Kirche, Blick zur Orgel vor 1963

Kirche, Blick zur Orgel vor 1963

Geläut

Zwei LG; I: g’; II: b’; beide (Bronze, Gj. 1974, Glockengießerei Heidelberg). – Eine SG: g’’ (Bronze, 19. Jh.; Glocke der alten Kapelle; in einem Erker an der östlichen Seite des Kirchturms). – Früherer Bestand: Beim Bau der Kirche beschaffte die Gemeinde 1884 zunächst zwei Stahlglocken des Bochumer Vereins in h’ und dis’’. 1974 ersetzt. Die große Stahlglocke kam 1979 als Totenglocke auf den Friedhof in Vahlde.

Weitere kirchliche Gebäude

Altes Pastorenhaus (Bj. 1851–53, verkauft); neues Pastorenhaus (Bj. 1929/30). – Gemeindehaus (Bj. 1868/69, 2011/12 verkauft). Neues Gemeindezentrum/Haus der Begegnung neben der Kirche.

Friedhof

Begräbnisplatz war ursprünglich der Kirchhof. Seit 1879 besteht der neue Friedhof auf dem Westerfeld.2 Eigentum der KG.
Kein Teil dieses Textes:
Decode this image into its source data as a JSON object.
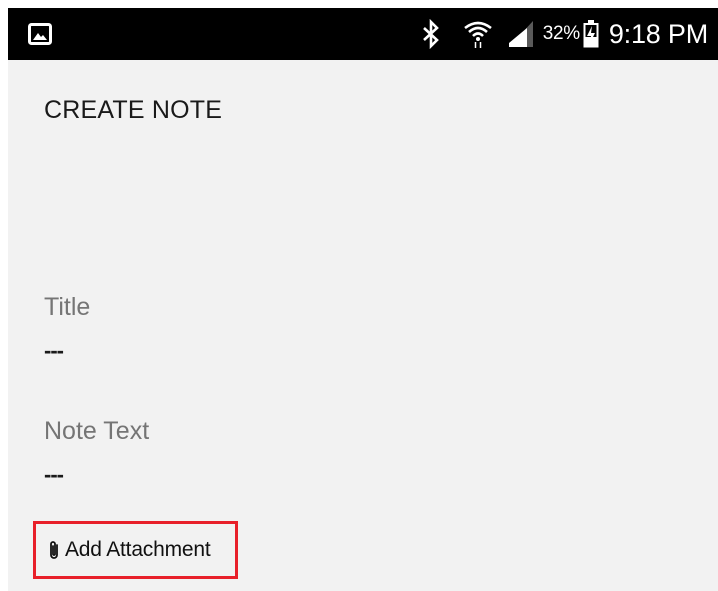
{
  "status_bar": {
    "left_icon": "gallery-icon",
    "icons": [
      "bluetooth-icon",
      "wifi-icon",
      "signal-icon",
      "battery-icon"
    ],
    "battery_percent": "32%",
    "time": "9:18 PM"
  },
  "page": {
    "title": "CREATE NOTE"
  },
  "form": {
    "title_label": "Title",
    "title_value": "---",
    "note_label": "Note Text",
    "note_value": "---"
  },
  "attachment": {
    "icon": "paperclip-icon",
    "label": "Add Attachment",
    "highlight_color": "#e8202a"
  }
}
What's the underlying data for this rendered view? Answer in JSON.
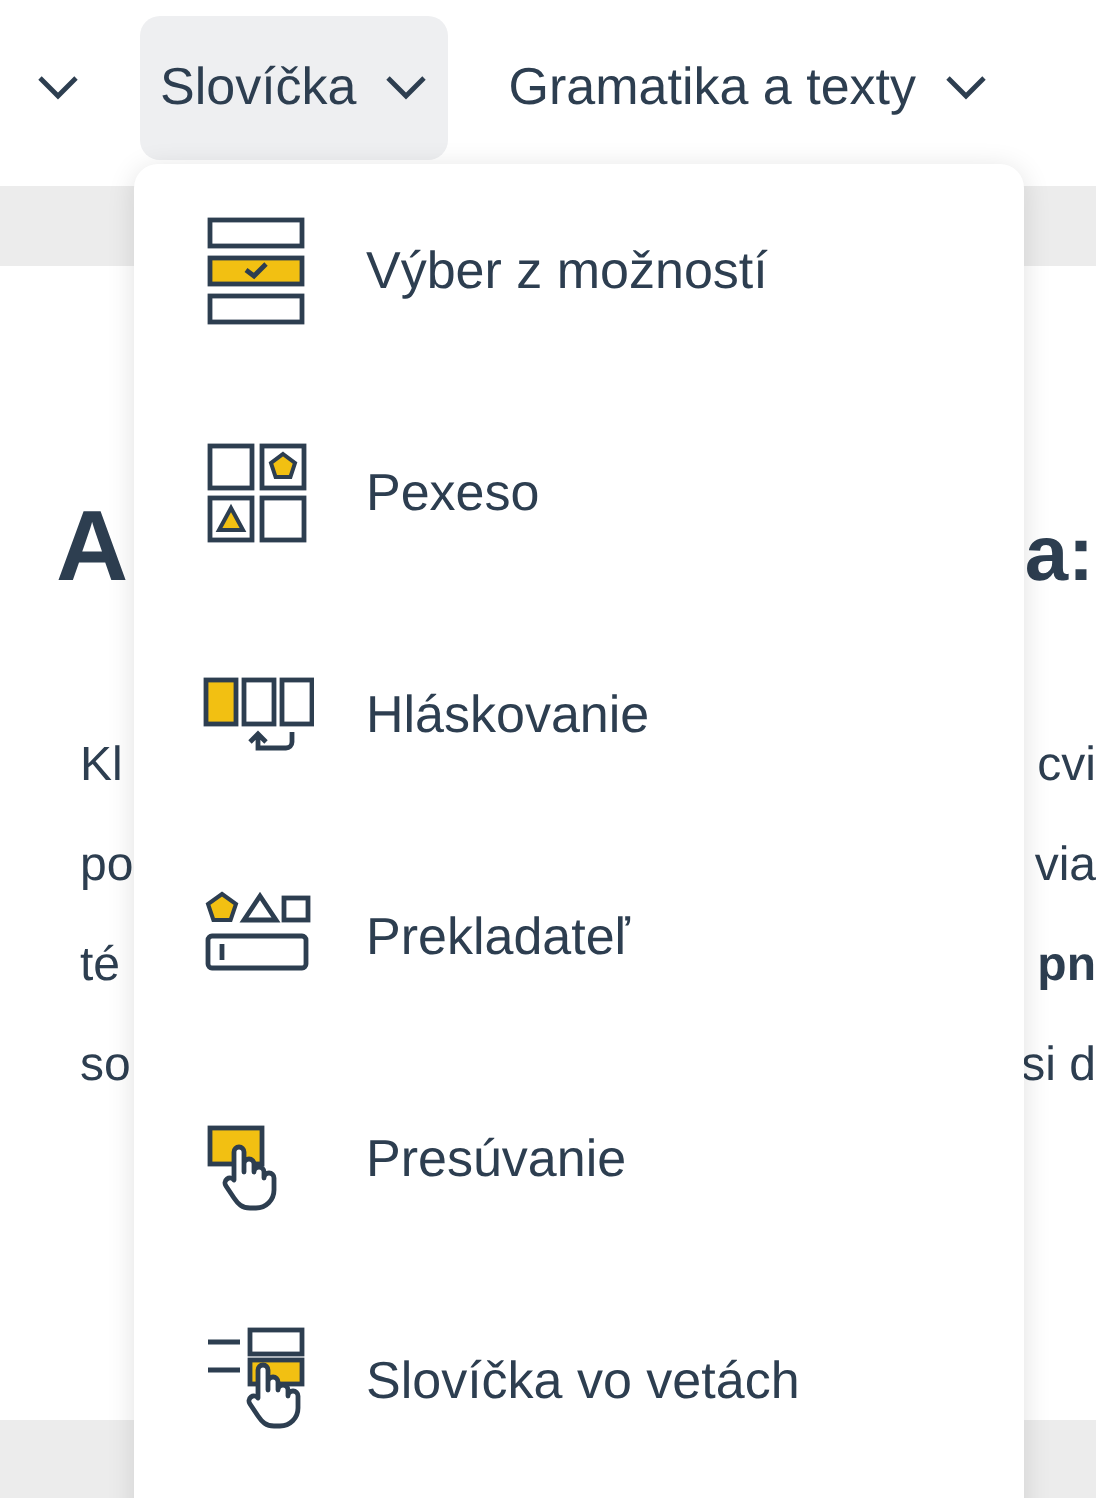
{
  "nav": [
    {
      "expanded": false
    },
    {
      "label": "Slovíčka",
      "expanded": true
    },
    {
      "label": "Gramatika a texty",
      "expanded": false
    }
  ],
  "page": {
    "heading": {
      "left": "A",
      "right": "a:"
    },
    "lines": [
      {
        "left": "Kl",
        "right": "cvi",
        "emphasis": false
      },
      {
        "left": "po",
        "right": "via",
        "emphasis": false
      },
      {
        "left": "té",
        "right": "pn",
        "emphasis": true
      },
      {
        "left": "so",
        "right": "si d",
        "emphasis": false
      }
    ]
  },
  "menu": [
    {
      "label": "Výber z možností",
      "kind": "choice"
    },
    {
      "label": "Pexeso",
      "kind": "pairs"
    },
    {
      "label": "Hláskovanie",
      "kind": "spelling"
    },
    {
      "label": "Prekladateľ",
      "kind": "translator"
    },
    {
      "label": "Presúvanie",
      "kind": "drag"
    },
    {
      "label": "Slovíčka vo vetách",
      "kind": "sentences"
    }
  ]
}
Liste der Pastoren (bis 1940)

1848–1853 Peter Christian Reyelt. – 1853–1891 Friedrich Wilhelm Karl Hollmer. – 1891–1928 Albert Wilhelm Heinrich Dammermann. – 1930– Heinrich Julius Hermann Seebo.

Angaben nach: Meyer, Pastoren I, S. 286

Landeskirchliches Archiv Hannover (LkAH)

A 2 Nr. 480–487 (Pfarroffizialsachen); A 6 Nr. 2456–2459 (Pfarrbestallungsakten); A 9 Nr. 2632Digitalisat, 2633Digitalisat (Visitationen); D 61 (EphA Rotenburg).

Kirchenbücher

Taufen: ab 1823
Trauungen: ab 1848
Begräbnisse: ab 1848
Kommunikanten: ab 1851
Konfirmationen: ab 1849

Früher in den Kirchenbüchern von Schneverdingen.

Literatur

A: Dehio, Bremen/Niedersachsen, S. 467; Hahn, Heidekirchen, S. 110 f.

B: Walter Blankenburg: Wie sich die Finteler ihre Kirche erbauten, [Rotenburg (Wümme)] 1976; Fritz Garbe: Von der Antoniuszelle in Vintloh bis zur KG Fintel, Hermannsburg 1962; Dirk Lürssen: Sankt Antonius Kirche und Antoniterorden. Ein Beitrag zur Finteler Kirchengeschichte, in: Rotenburger Schriften 78/79 (1993), S. 75–151; Claus Stamann: Fintel. Die Geschichte eines Dorfes, o. O. 2002.

Weitere Bilder

Fußnoten

  1. KABl. 1972, S. 5.
  2. LkAH, D 61, Spec. Fintel, Rep. A 591.